From the Corneliani collection signs of sobriety and seriousness were evident, showing a typical Great Gatsby wardrobe, that of the seductive man who even matches his coat with his shoes: cashmere waist-belted trench worn over an ivory white double-breasted jacket, without forgetting some original touches, such as the elegant smoking jacket in mink or the knitted cape with fur hood. Corneliani’s man is modern and contemporary, lives in a great metropolis and travels a lot, so he wants to be in step with his own time.
At Zegna – celebrating a fantastic turnover of more than 1 billion euros this year, 85% of which solely from foreign markets, Asia in particular – the Fall/Winter 2012-2013 collection tells the story of a young man who is always connected; when he wants some relaxation he heads for the mountains where he shows off an evening coat, black and comfortable as a dressing gown, or blue velvet double-breasted, and woolen cardigans blended with sheepskin.
Roberto Cavalli blessed his son Daniele’s work with a collection entirely dedicated to the charming man: dispensing with the usual prints, they reproduced tigers and crocodiles on leather to make their designs more fluid. Rounded down shoulder for coats, crocodile patterns on a velvet smoking blazer, tiger stripes as leit-motifs on leather bombers and leopard spots on jackets.
Exclusive washes and innovative finishes characterized the leather used for Bottega Veneta’s collection: from nappa to goat or buffalo leather for a man who likes to show a confident look where lots of room is left for your own imagination.
Burberry Prorsum goes back to its British roots, paying homage to hunting and rain, with umbrellas carried like rifles and velvet suits worn with duvet jackets.
The show proposed by the Dolce&Gabbana duo was entirely dedicated to baroque tailoring and to their beloved Italy, first and foremost. These two world famous designers presented a collection that was in no way poor or minimalist: baroque embroidery in antique gold appears on wool and trousers, without forgetting on shoes and coats. Dolce&Gabbana’s fashion idea is classic and creative, well ahead of the crowd with new trends – for example the passion for all that is second-hand, starting with shoes, that are being sold distressed, stained or worn everywhere now. The message they are putting across is that “the lived-in provides security and safety, in contrast with the new that is scary”: according to Stefano and Domenico, the younger generation craves a reassuring style, clothes that preserve the memory of the past. The collection has plenty of tailored jackets with perfect, though not padded, shoulders, comfortable trousers which at the same time show a classic cut, smoking jackets with washed silk lapels, and fur coats in sheepskin. However the real symbol of the season is the coat: at the end of the show the public could gaze at 70 different models, both for day and evening. Everything is a little bit threadbare, as if matted by many washings, but the result is always soft and tender, comfortable and not at all shabby, but elegantly enriched by brocade.

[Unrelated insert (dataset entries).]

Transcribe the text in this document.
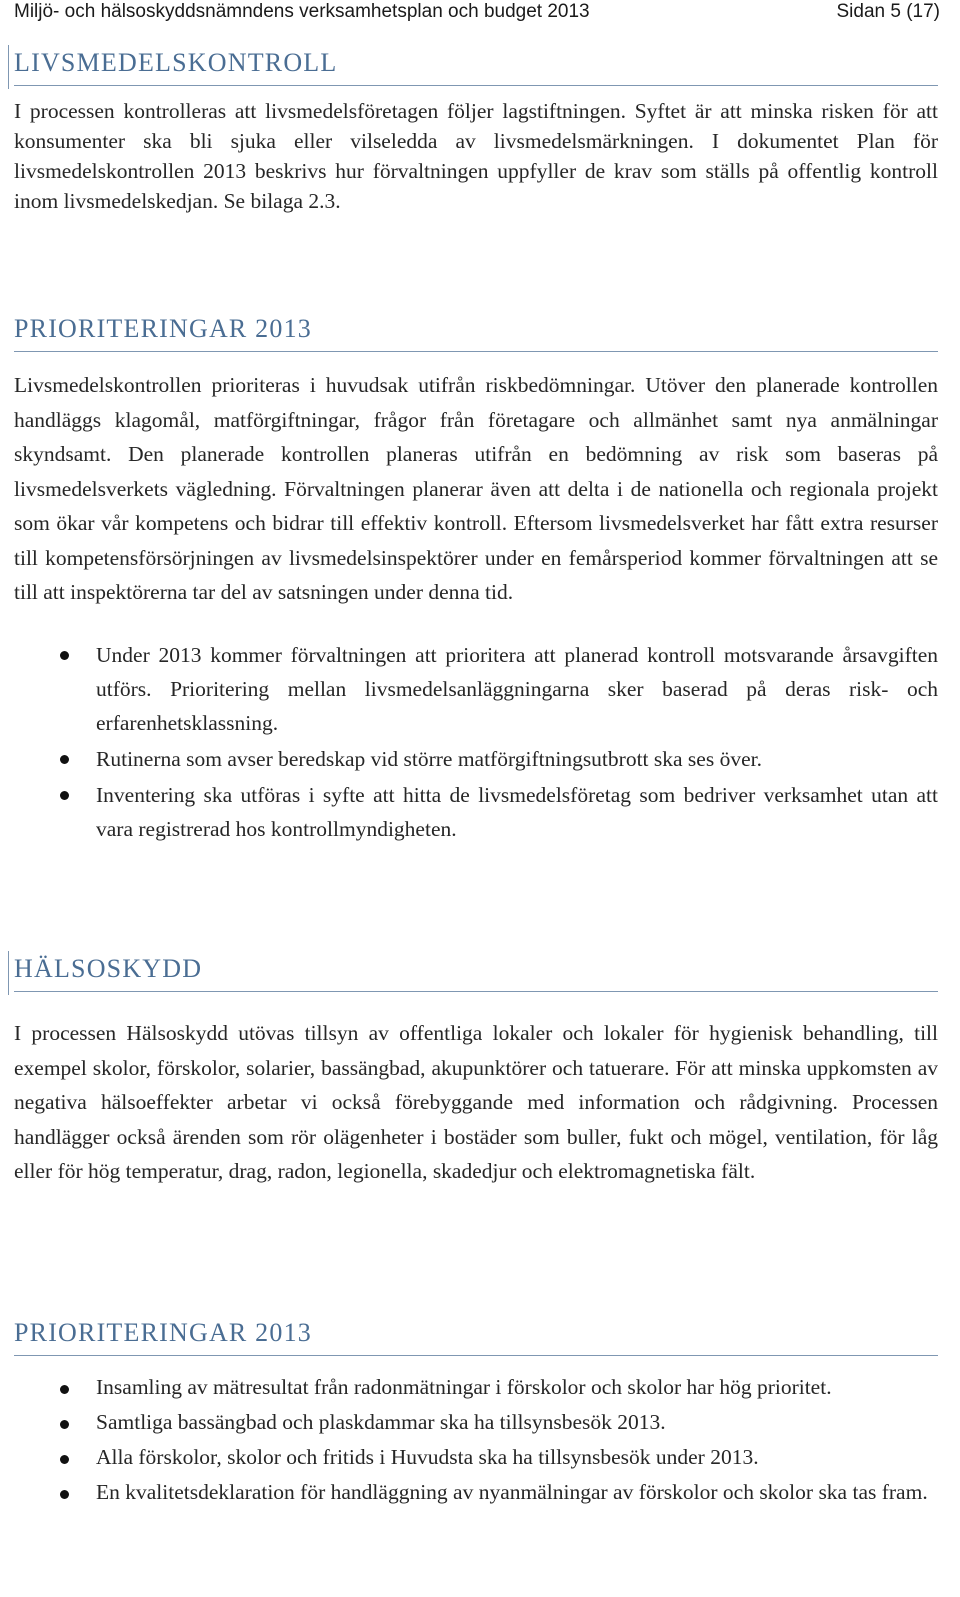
Miljö- och hälsoskyddsnämndens verksamhetsplan och budget 2013	Sidan 5 (17)
LIVSMEDELSKONTROLL

I processen kontrolleras att livsmedelsföretagen följer lagstiftningen. Syftet är att minska risken för att konsumenter ska bli sjuka eller vilseledda av livsmedelsmärkningen. I dokumentet Plan för livsmedelskontrollen 2013 beskrivs hur förvaltningen uppfyller de krav som ställs på offentlig kontroll inom livsmedelskedjan. Se bilaga 2.3.

PRIORITERINGAR 2013

Livsmedelskontrollen prioriteras i huvudsak utifrån riskbedömningar. Utöver den planerade kontrollen handläggs klagomål, matförgiftningar, frågor från företagare och allmänhet samt nya anmälningar skyndsamt. Den planerade kontrollen planeras utifrån en bedömning av risk som baseras på livsmedelsverkets vägledning. Förvaltningen planerar även att delta i de nationella och regionala projekt som ökar vår kompetens och bidrar till effektiv kontroll. Eftersom livsmedelsverket har fått extra resurser till kompetensförsörjningen av livsmedelsinspektörer under en femårsperiod kommer förvaltningen att se till att inspektörerna tar del av satsningen under denna tid.

Under 2013 kommer förvaltningen att prioritera att planerad kontroll motsvarande årsavgiften utförs. Prioritering mellan livsmedelsanläggningarna sker baserad på deras risk- och erfarenhetsklassning.
Rutinerna som avser beredskap vid större matförgiftningsutbrott ska ses över.
Inventering ska utföras i syfte att hitta de livsmedelsföretag som bedriver verksamhet utan att vara registrerad hos kontrollmyndigheten.
HÄLSOSKYDD

I processen Hälsoskydd utövas tillsyn av offentliga lokaler och lokaler för hygienisk behandling, till exempel skolor, förskolor, solarier, bassängbad, akupunktörer och tatuerare. För att minska uppkomsten av negativa hälsoeffekter arbetar vi också förebyggande med information och rådgivning. Processen handlägger också ärenden som rör olägenheter i bostäder som buller, fukt och mögel, ventilation, för låg eller för hög temperatur, drag, radon, legionella, skadedjur och elektromagnetiska fält.

PRIORITERINGAR 2013
Insamling av mätresultat från radonmätningar i förskolor och skolor har hög prioritet.
Samtliga bassängbad och plaskdammar ska ha tillsynsbesök 2013.
Alla förskolor, skolor och fritids i Huvudsta ska ha tillsynsbesök under 2013.
En kvalitetsdeklaration för handläggning av nyanmälningar av förskolor och skolor ska tas fram.
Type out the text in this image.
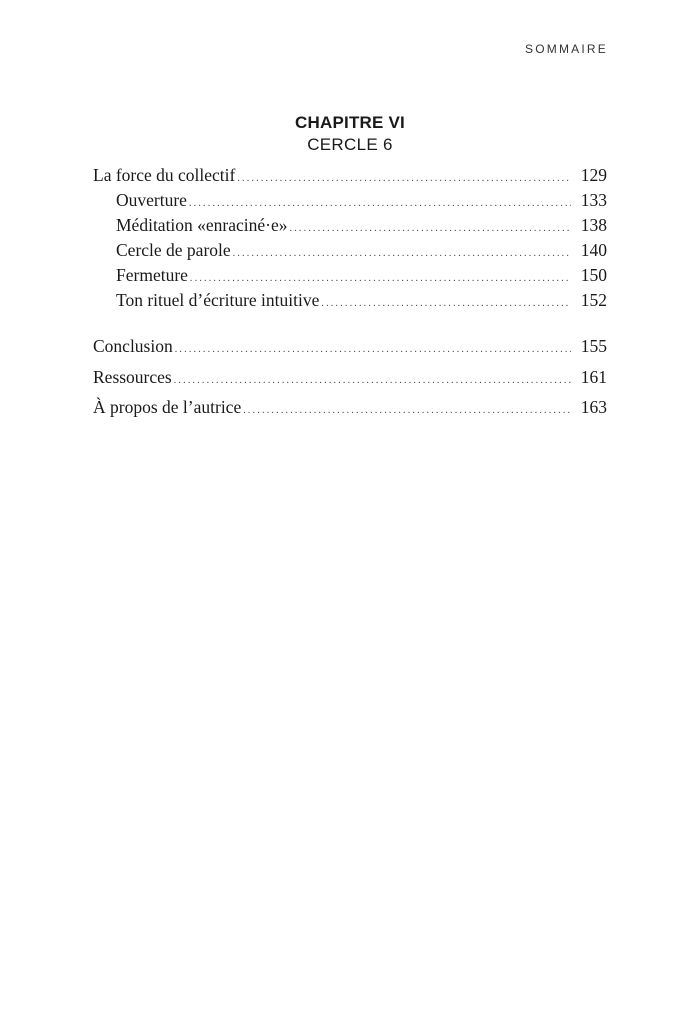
SOMMAIRE
CHAPITRE VI
CERCLE 6
La force du collectif .....	129
Ouverture .....	133
Méditation «enraciné·e» .....	138
Cercle de parole .....	140
Fermeture .....	150
Ton rituel d’écriture intuitive .....	152
Conclusion .....	155
Ressources .....	161
À propos de l’autrice .....	163
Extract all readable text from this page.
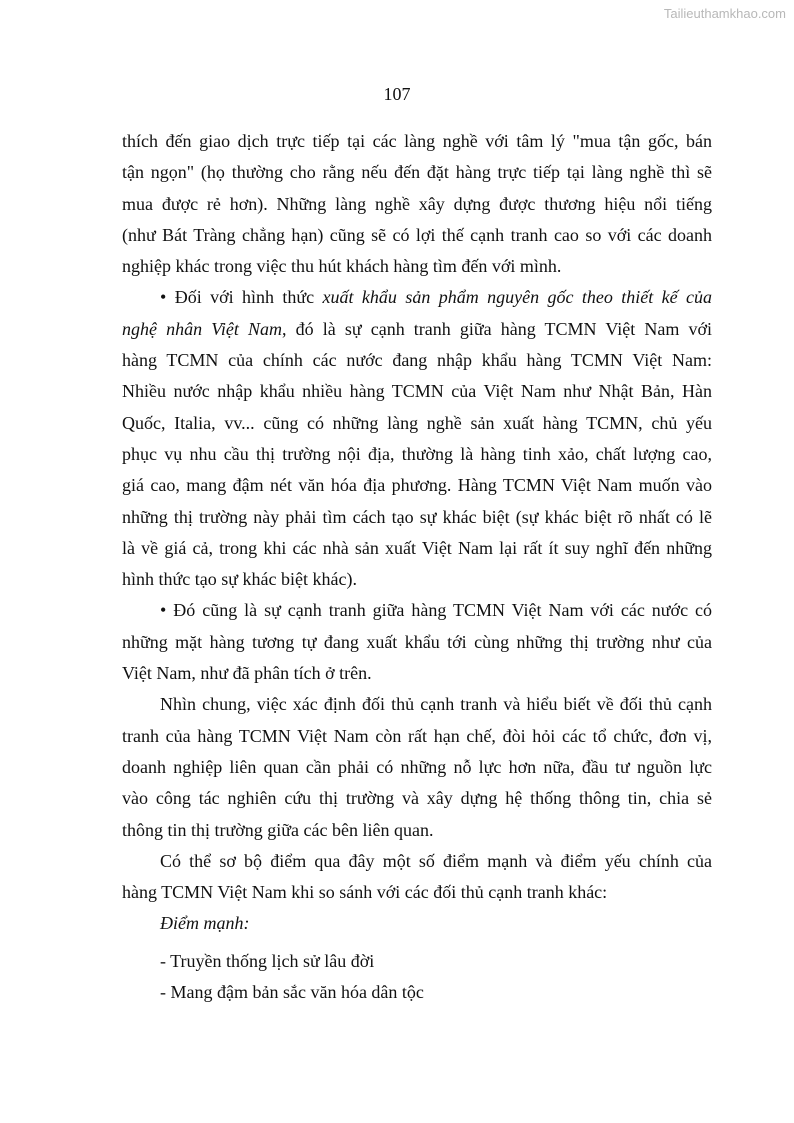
Tailieuthamkhao.com
107
thích đến giao dịch trực tiếp tại các làng nghề với tâm lý "mua tận gốc, bán
tận ngọn" (họ thường cho rằng nếu đến đặt hàng trực tiếp tại làng nghề thì sẽ
mua được rẻ hơn). Những làng nghề xây dựng được thương hiệu nổi tiếng
(như Bát Tràng chẳng hạn) cũng sẽ có lợi thế cạnh tranh cao so với các doanh
nghiệp khác trong việc thu hút khách hàng tìm đến với mình.
• Đối với hình thức xuất khẩu sản phẩm nguyên gốc theo thiết kế của
nghệ nhân Việt Nam, đó là sự cạnh tranh giữa hàng TCMN Việt Nam với
hàng TCMN của chính các nước đang nhập khẩu hàng TCMN Việt Nam:
Nhiều nước nhập khẩu nhiều hàng TCMN của Việt Nam như Nhật Bản, Hàn
Quốc, Italia, vv... cũng có những làng nghề sản xuất hàng TCMN, chủ yếu
phục vụ nhu cầu thị trường nội địa, thường là hàng tinh xảo, chất lượng cao,
giá cao, mang đậm nét văn hóa địa phương. Hàng TCMN Việt Nam muốn vào
những thị trường này phải tìm cách tạo sự khác biệt (sự khác biệt rõ nhất có lẽ
là về giá cả, trong khi các nhà sản xuất Việt Nam lại rất ít suy nghĩ đến những
hình thức tạo sự khác biệt khác).
• Đó cũng là sự cạnh tranh giữa hàng TCMN Việt Nam với các nước có
những mặt hàng tương tự đang xuất khẩu tới cùng những thị trường như của
Việt Nam, như đã phân tích ở trên.
Nhìn chung, việc xác định đối thủ cạnh tranh và hiểu biết về đối thủ cạnh
tranh của hàng TCMN Việt Nam còn rất hạn chế, đòi hỏi các tổ chức, đơn vị,
doanh nghiệp liên quan cần phải có những nỗ lực hơn nữa, đầu tư nguồn lực
vào công tác nghiên cứu thị trường và xây dựng hệ thống thông tin, chia sẻ
thông tin thị trường giữa các bên liên quan.
Có thể sơ bộ điểm qua đây một số điểm mạnh và điểm yếu chính của
hàng TCMN Việt Nam khi so sánh với các đối thủ cạnh tranh khác:
Điểm mạnh:
- Truyền thống lịch sử lâu đời
- Mang đậm bản sắc văn hóa dân tộc
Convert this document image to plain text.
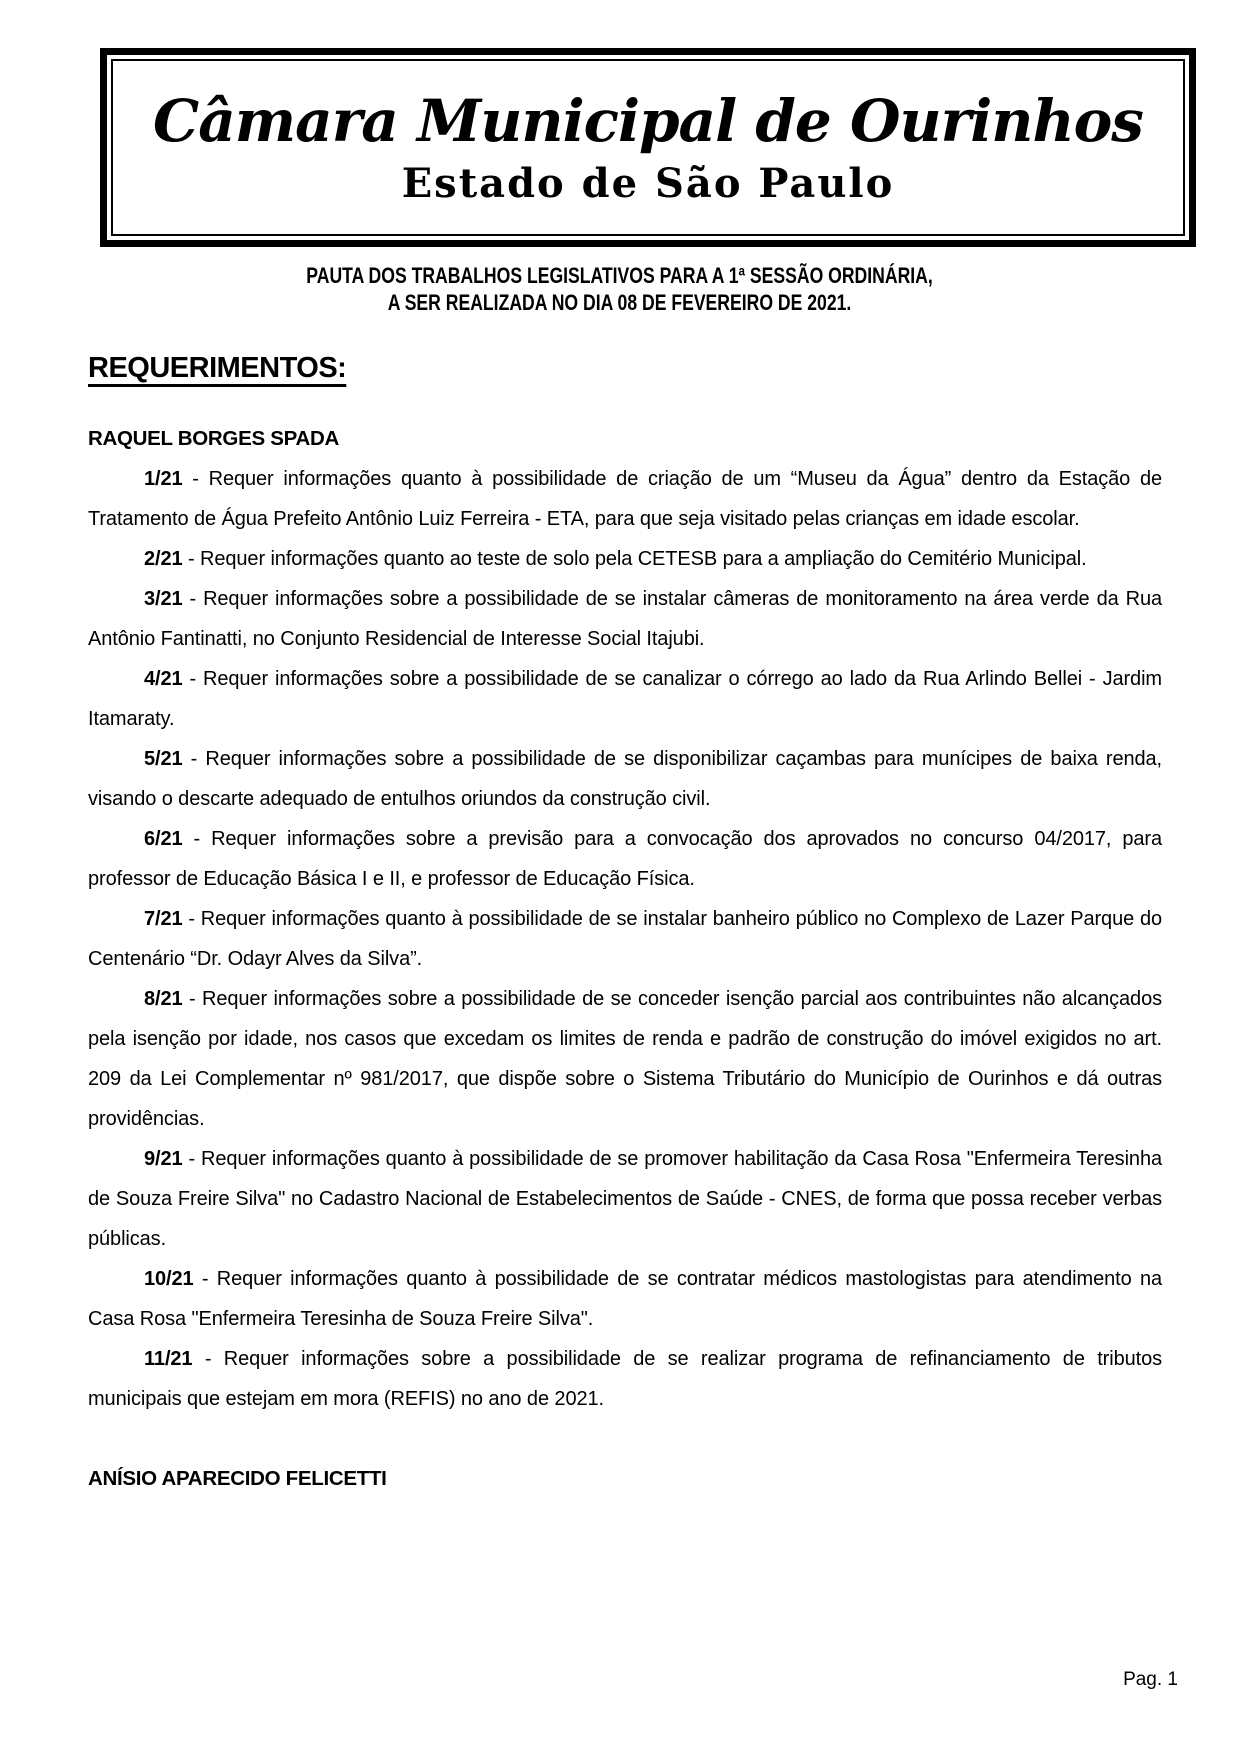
Câmara Municipal de Ourinhos
Estado de São Paulo
PAUTA DOS TRABALHOS LEGISLATIVOS PARA A 1ª SESSÃO ORDINÁRIA,
A SER REALIZADA NO DIA 08 DE FEVEREIRO DE 2021.
REQUERIMENTOS:
RAQUEL BORGES SPADA

1/21 - Requer informações quanto à possibilidade de criação de um “Museu da Água” dentro da Estação de Tratamento de Água Prefeito Antônio Luiz Ferreira - ETA, para que seja visitado pelas crianças em idade escolar.

2/21 - Requer informações quanto ao teste de solo pela CETESB para a ampliação do Cemitério Municipal.

3/21 - Requer informações sobre a possibilidade de se instalar câmeras de monitoramento na área verde da Rua Antônio Fantinatti, no Conjunto Residencial de Interesse Social Itajubi.

4/21 - Requer informações sobre a possibilidade de se canalizar o córrego ao lado da Rua Arlindo Bellei - Jardim Itamaraty.

5/21 - Requer informações sobre a possibilidade de se disponibilizar caçambas para munícipes de baixa renda, visando o descarte adequado de entulhos oriundos da construção civil.

6/21 - Requer informações sobre a previsão para a convocação dos aprovados no concurso 04/2017, para professor de Educação Básica I e II, e professor de Educação Física.

7/21 - Requer informações quanto à possibilidade de se instalar banheiro público no Complexo de Lazer Parque do Centenário “Dr. Odayr Alves da Silva”.

8/21 - Requer informações sobre a possibilidade de se conceder isenção parcial aos contribuintes não alcançados pela isenção por idade, nos casos que excedam os limites de renda e padrão de construção do imóvel exigidos no art. 209 da Lei Complementar nº 981/2017, que dispõe sobre o Sistema Tributário do Município de Ourinhos e dá outras providências.

9/21 - Requer informações quanto à possibilidade de se promover habilitação da Casa Rosa "Enfermeira Teresinha de Souza Freire Silva" no Cadastro Nacional de Estabelecimentos de Saúde - CNES, de forma que possa receber verbas públicas.

10/21 - Requer informações quanto à possibilidade de se contratar médicos mastologistas para atendimento na Casa Rosa "Enfermeira Teresinha de Souza Freire Silva".

11/21 - Requer informações sobre a possibilidade de se realizar programa de refinanciamento de tributos municipais que estejam em mora (REFIS) no ano de 2021.

ANÍSIO APARECIDO FELICETTI
Pag. 1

Giorgio Armani has no rival, and when his designs take to the runway excitement is guaranteed, with top models embodying the style of the master, displaying clothes that are impeccable in tailoring and creativity. Clothes that ironically reinterpret the classic textile patterns of the men’s universe: for the coming winter, King George says yes to classic corduroy trousers, beautiful cashmere sweaters, shorter jackets worn with pants provided with 4 pleats.
For his Emporio Armani line, the designer conceived a romantic and mysterious man, who prefers more humane and less aggressive behavior, often combining knitwear and leather in the same look. Jackets and vests are always teamed with big scarves, while the narrow coat in shiny sheepskin matches the giant beret perfectly. The velvet suits have slim pants and hidden fastening double-breasted jacket.
So, what’s your opinion about the new trends proposed for our men?